For *some * babies, and *some * moms, all it takes is just one bottle. One bottle to make the baby unwilling to work for his supper at the breast. One bottle to send mom’s supply (which responds to demand) into a downward spiral.
Support, true support, is multifaceted: it’s real people who will call back and just listen, and encourage, and go in person and look at a baby’s latch and help correct it.  It’s advice about herbs and foods that help increase the milk supply, and maybe the suggestion of a sling to carry baby so mom can nurse hands-free for a little while.  It’s reassurance that yes, it’s within the range of normal for a 4 months old to suddenly refuse the breast, and here’s what you can try to get them to nurse; that it’s normal for babies to chomp sometimes, and here are ways to teach them not to.  It’s fathers and partners who will get up in the middle of the night and bring the nursing mom a glass of water and a snack, who tell her what a good job she’s doing, and who do not start bullying her to wean at some preconceived time when neither mom nor baby are ready.  It’s helping a mom know when there really is a need to supplement, because that happens too.  It’s even smiling at the woman who’s nursing in public, and giving her a thumbs-up for her courage.
Now, my firstborn got sent to my room with a pacifier shoved in her mouth, which she had been given to - I suspect - shut her up, when they were trying to “let me sleep” even though I’d asked them to bring her to me when she got hungry.  (My twins went to NICU and their story is different. You can bet my youngest never left my hospital room, I wasn’t letting her out of my sight.)  Since I know that my firstborn’s latch got bad if she had a pacifier very often, I wonder now if our initial experience would have been better if she had not been given that pacifier, which I told them not to give her. I don’t know.  I have had those horror nights with the 3 week old baby screaming and all that…and thrush on top of it…and the idiot doctor giving me bad advice.  But I was lucky: my perseverence was able to pay off. Many women do not succeed despite the same level of perseverence. And some are persuaded not to persevere, even though they say they want to, by well-meaning friends/family/medical personnel.
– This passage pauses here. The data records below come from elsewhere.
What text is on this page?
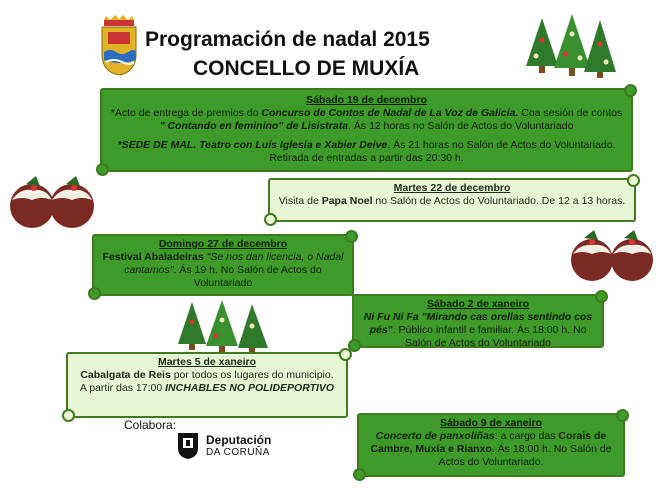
Programación de nadal 2015
CONCELLO DE MUXÍA
Sábado 19 de decembro

*Acto de entrega de premios do Concurso de Contos de Nadal de La Voz de Galicia. Coa sesión de contos " Contando en feminino" de Lisistrata. Ás 12 horas no Salón de Actos do Voluntariado

*SEDE DE MAL. Teatro con Luís Iglesia e Xabier Deive. Ás 21 horas no Salón de Actos do Voluntariado. Retirada de entradas a partir das 20:30 h.

Martes 22 de decembro

Visita de Papa Noel no Salón de Actos do Voluntariado. De 12 a 13 horas.

Domingo 27 de decembro

Festival Abaladeiras "Se nos dan licencia, o Nadal cantamos". Ás 19 h. No Salón de Actos do Voluntariado

Sábado 2 de xaneiro

Ni Fu Ni Fa "Mirando cas orellas sentindo cos pés". Público infantil e familiar. Ás 18:00 h. No Salón de Actos do Voluntariado

Martes 5 de xaneiro

Cabalgata de Reis por todos os lugares do municipio.

A partir das 17:00 INCHABLES NO POLIDEPORTIVO

Colabora:
Deputación
DA CORUÑA
Sábado 9 de xaneiro

Concerto de panxoliñas: a cargo das Corais de Cambre, Muxía e Rianxo. Ás 18:00 h. No Salón de Actos do Voluntariado.
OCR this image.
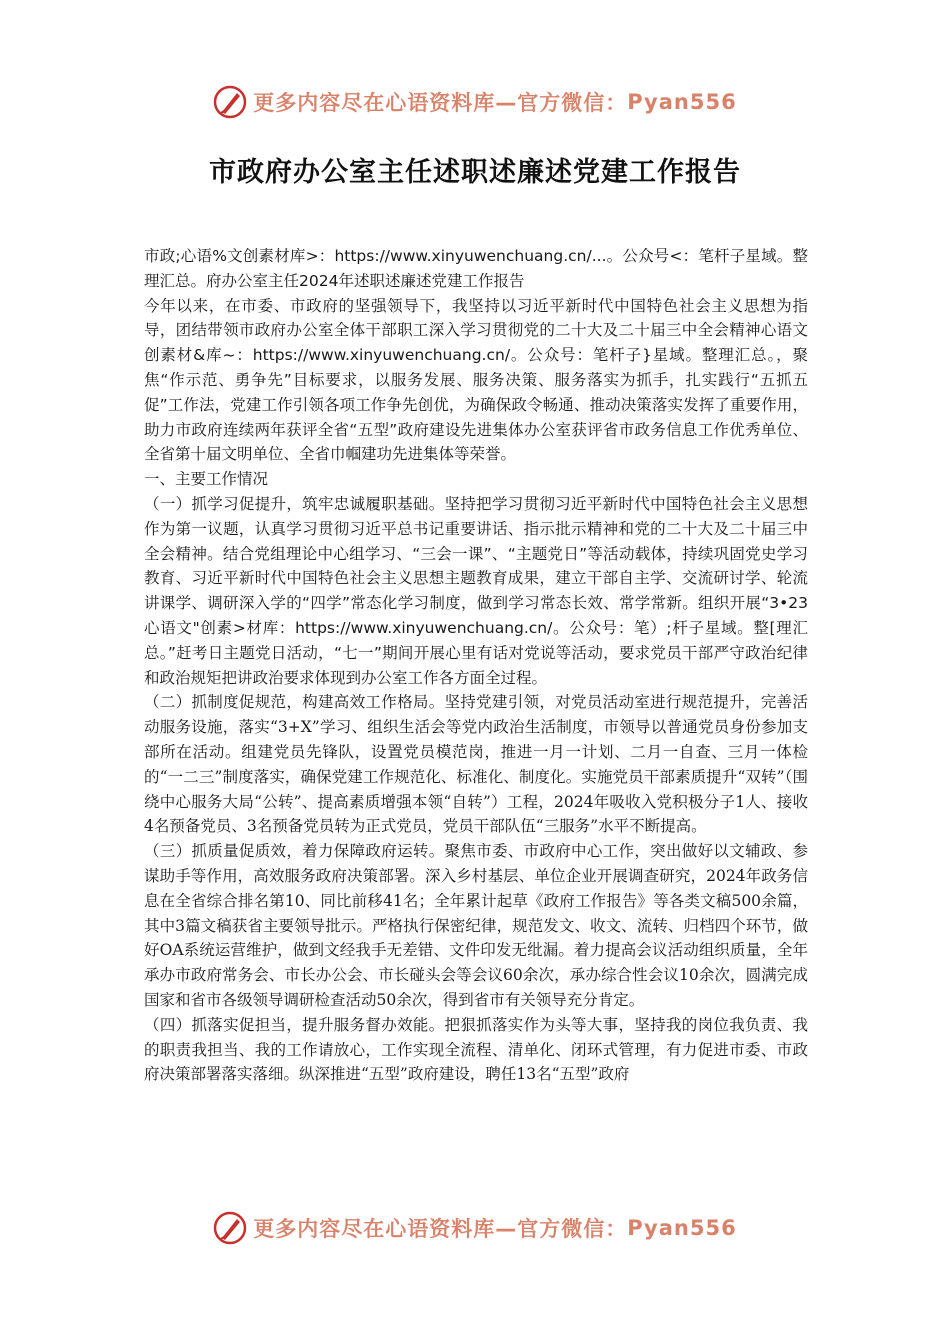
更多内容尽在心语资料库—官方微信： Pyan556
市政府办公室主任述职述廉述党建工作报告

市政;心语%文创素材库>：https://www.xinyuwenchuang.cn/...。公众号<：笔杆子星域。整理汇总。府办公室主任2024年述职述廉述党建工作报告

今年以来，在市委、市政府的坚强领导下，我坚持以习近平新时代中国特色社会主义思想为指导，团结带领市政府办公室全体干部职工深入学习贯彻党的二十大及二十届三中全会精神心语文创素材&库~：https://www.xinyuwenchuang.cn/。公众号：笔杆子}星域。整理汇总。，聚焦“作示范、勇争先”目标要求，以服务发展、服务决策、服务落实为抓手，扎实践行“五抓五促”工作法，党建工作引领各项工作争先创优，为确保政令畅通、推动决策落实发挥了重要作用，助力市政府连续两年获评全省“五型”政府建设先进集体办公室获评省市政务信息工作优秀单位、全省第十届文明单位、全省巾帼建功先进集体等荣誉。

一、主要工作情况

（一）抓学习促提升，筑牢忠诚履职基础。坚持把学习贯彻习近平新时代中国特色社会主义思想作为第一议题，认真学习贯彻习近平总书记重要讲话、指示批示精神和党的二十大及二十届三中全会精神。结合党组理论中心组学习、“三会一课”、“主题党日”等活动载体，持续巩固党史学习教育、习近平新时代中国特色社会主义思想主题教育成果，建立干部自主学、交流研讨学、轮流讲课学、调研深入学的“四学”常态化学习制度，做到学习常态长效、常学常新。组织开展“3•23心语文"创素>材库：https://www.xinyuwenchuang.cn/。公众号：笔）;杆子星域。整[理汇总。”赶考日主题党日活动，“七一”期间开展心里有话对党说等活动，要求党员干部严守政治纪律和政治规矩把讲政治要求体现到办公室工作各方面全过程。

（二）抓制度促规范，构建高效工作格局。坚持党建引领，对党员活动室进行规范提升，完善活动服务设施，落实“3+X”学习、组织生活会等党内政治生活制度，市领导以普通党员身份参加支部所在活动。组建党员先锋队，设置党员模范岗，推进一月一计划、二月一自查、三月一体检的“一二三”制度落实，确保党建工作规范化、标准化、制度化。实施党员干部素质提升“双转”（围绕中心服务大局“公转”、提高素质增强本领“自转”）工程，2024年吸收入党积极分子1人、接收4名预备党员、3名预备党员转为正式党员，党员干部队伍“三服务”水平不断提高。

（三）抓质量促质效，着力保障政府运转。聚焦市委、市政府中心工作，突出做好以文辅政、参谋助手等作用，高效服务政府决策部署。深入乡村基层、单位企业开展调查研究，2024年政务信息在全省综合排名第10、同比前移41名；全年累计起草《政府工作报告》等各类文稿500余篇，其中3篇文稿获省主要领导批示。严格执行保密纪律，规范发文、收文、流转、归档四个环节，做好OA系统运营维护，做到文经我手无差错、文件印发无纰漏。着力提高会议活动组织质量，全年承办市政府常务会、市长办公会、市长碰头会等会议60余次，承办综合性会议10余次，圆满完成国家和省市各级领导调研检查活动50余次，得到省市有关领导充分肯定。

（四）抓落实促担当，提升服务督办效能。把狠抓落实作为头等大事，坚持我的岗位我负责、我的职责我担当、我的工作请放心，工作实现全流程、清单化、闭环式管理，有力促进市委、市政府决策部署落实落细。纵深推进“五型”政府建设，聘任13名“五型”政府

更多内容尽在心语资料库—官方微信： Pyan556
And of course, some women never want to breastfeed, or try it and find it too much a challenge, and to those I say: please just say so. Please don’t make the excuses: Oh, my breasts were too big/too small, my nipples were the wrong shape, my milk didn’t come in by day 2 so I just switched to formula, I have to go back to work in 8 weeks, I couldn’t survive without my sleep…these are excuses, but other women hear them and believe them, and think they’re truths. And these “truths” undermine women who want to do it, and want to succeed.  If you want to feed formula? Do. It’s an adequate source of nutrition for most babies. But realise the impact of your words. Hell, it’s like telling pregnant women how horrible labor will be. It does them no favors, and sets them up for fear and negative expectations.
I had difficult, challenging initial breastfeeding experiences which, with effort and patience and perseverence I was able to overcome. I went on to have very satisfactory nursing experiences, and am still very pleased to be feeding my 12 month old daughter. I will feed her until she chooses to wean.  I think most women can have this story, or even a better story…with adequate support. Our culture doesn’t generally provide that, but that’s something many of us are working on…more subtly than the OP’s woman with her nurse-in.